A bomb explodes somewhere, or that’s how it feels, at least. Dad knew Joseph fucking Jones? The world seems to stop, for Jen, for just a blink.

‘No, I haven’t,’ she says, almost a whisper. ‘Dad deals with everyone.’

It’s as though she’s popped a balloon. Kelly’s shoulders drop, perhaps in relief. He reaches for her hand. She lets him take it automatically. But her mind is whirring. Her father knew Joseph Jones? So – what? Her father is … Is what? If Jen were a cartoon, a burst of question marks would appear above her head.

Kelly’s fingers are playing piano on her wrist. ‘Shall we get out of here?’ he asks.

They leave the café and stand outside in the March rain.
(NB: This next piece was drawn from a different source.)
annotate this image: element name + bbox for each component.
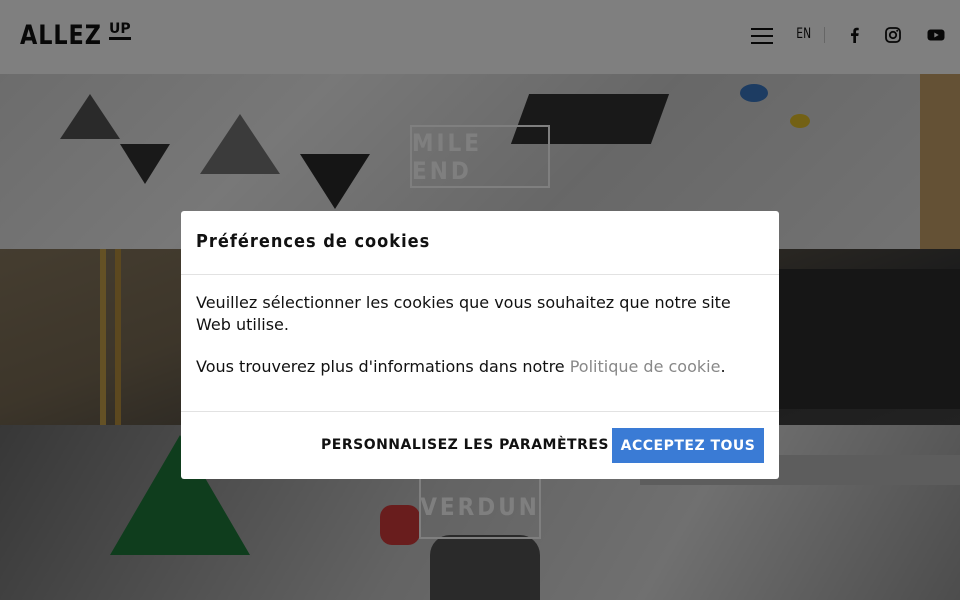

The streets are washed with it, the spotlights of the high street reflected, the pavement a wet gold. He draws her to him, right outside the café, a hand on the small of her back, his lips right next to hers.

This time, she doesn’t kiss Kelly. She doesn’t ask him back to hers, where they would talk all night on her bed.

Instead, she makes her excuses. His brows lower in disappointment.

He walks off down the street, a backwards wave behind his head, because he knows she will still be looking.

Jen stands on the street, alone, as she has a thousand times since this all began. She draws her arms across her body, thinking of how to save her son and thinking, too, about how nobody will save her, nobody can, not even her father, and especially not her husband.

Ryan

He’s in too deep.

Ryan is standing in Jen’s bedroom. It’s the very early morning. She’s sleeping, hair splayed across the pillow like a mermaid’s. It’s the second night in a row that he’s spent with her, hasn’t been back to his bedsit since he met her at the café, the day before yesterday.

And he doesn’t ever want to leave.

That is the problem.

Joseph has texted him today, asking how he got on. The fact that he went home with Jen will get back to Joseph. Ryan’s mind spins, trying to work out what to do. Damage control. That’s what he is focused on.